Тюремщик, сопя, уставился на торчавшую в замке связку ключей, затем поставил поднос на пол и произнес:
– Ты это, смотри, не шали. Потому что если что, то нам обоим очень плохо будет. Он этого не любит!
И снова этот непонятный он!
Непонятный и – в этом Юлия уже не сомневалась – неприятный. Этот он, который и похитил ее. Или по чьему приказу ее и удерживали в этом подвале. Квазимодо был только тупым послушным сообщником, вероятно, даже мелкой шестеркой, который, не исключено, даже и не осознавал в полной мере, каким преступлениям он ассистирует.
А вот этот безликий он, о котором Квазимодо постоянно вел речь и которого он, судя по всему, очень даже боялся…
Этот он был типом нехорошим. Очень нехорошим!
– А кто это – он? – произнесла Юлия, чувствуя, что ее начинает трясти.
Квазимодо, метнув на нее сердитый взгляд, пробасил:
– Об этом я говорить с такими, как ты, не могу!
С такими, как она… Что же, наивно было предполагать, что она – первая жертва.

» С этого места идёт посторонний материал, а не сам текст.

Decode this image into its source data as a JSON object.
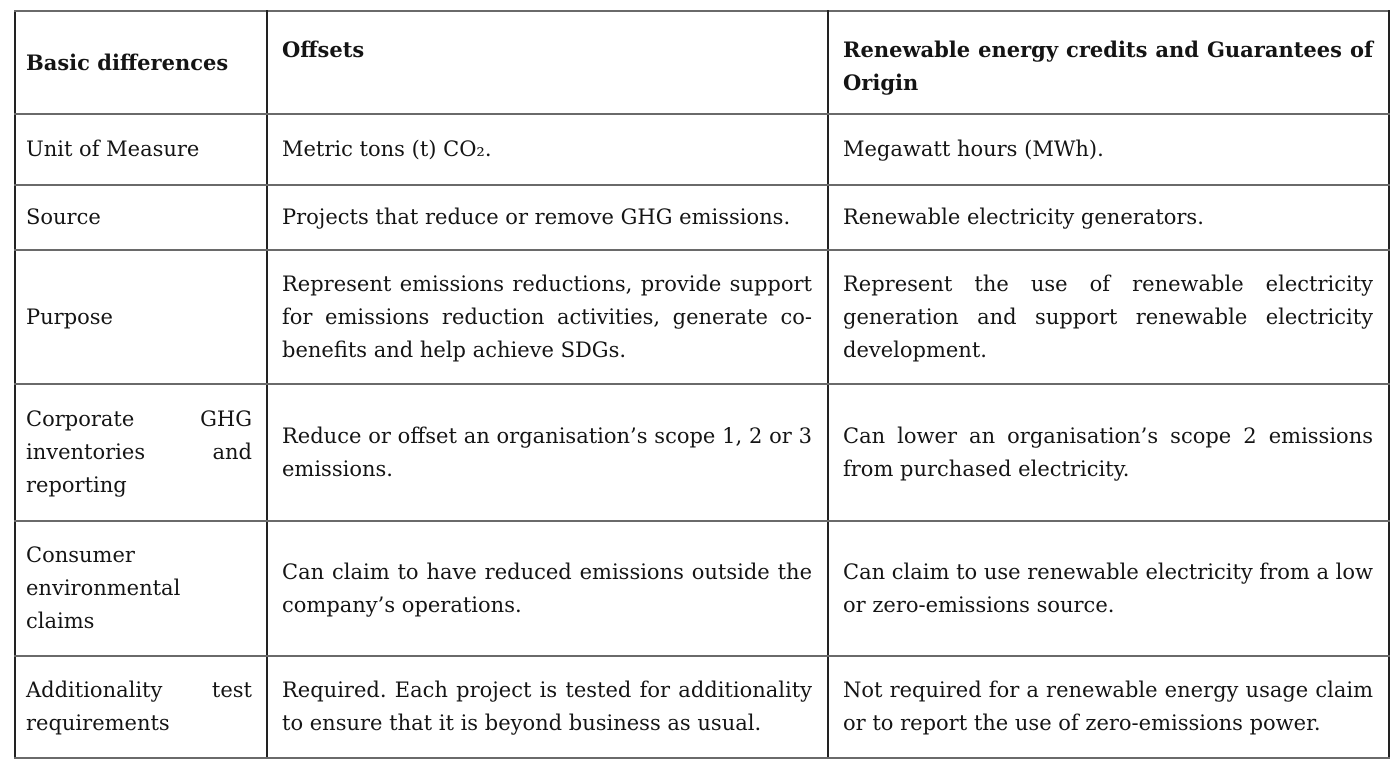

Если бы ее похитили с целью выкупа или, скажем, для того, чтобы… Чтобы (Юлия подумала об этом с омерзением) подвергнуть ее сексуальному насилию, то все выглядело бы иначе. И похитители бы были иные, и держали бы ее в другом месте, да и действия в отношении ее персоны со стороны преступников были бы совершенно иные.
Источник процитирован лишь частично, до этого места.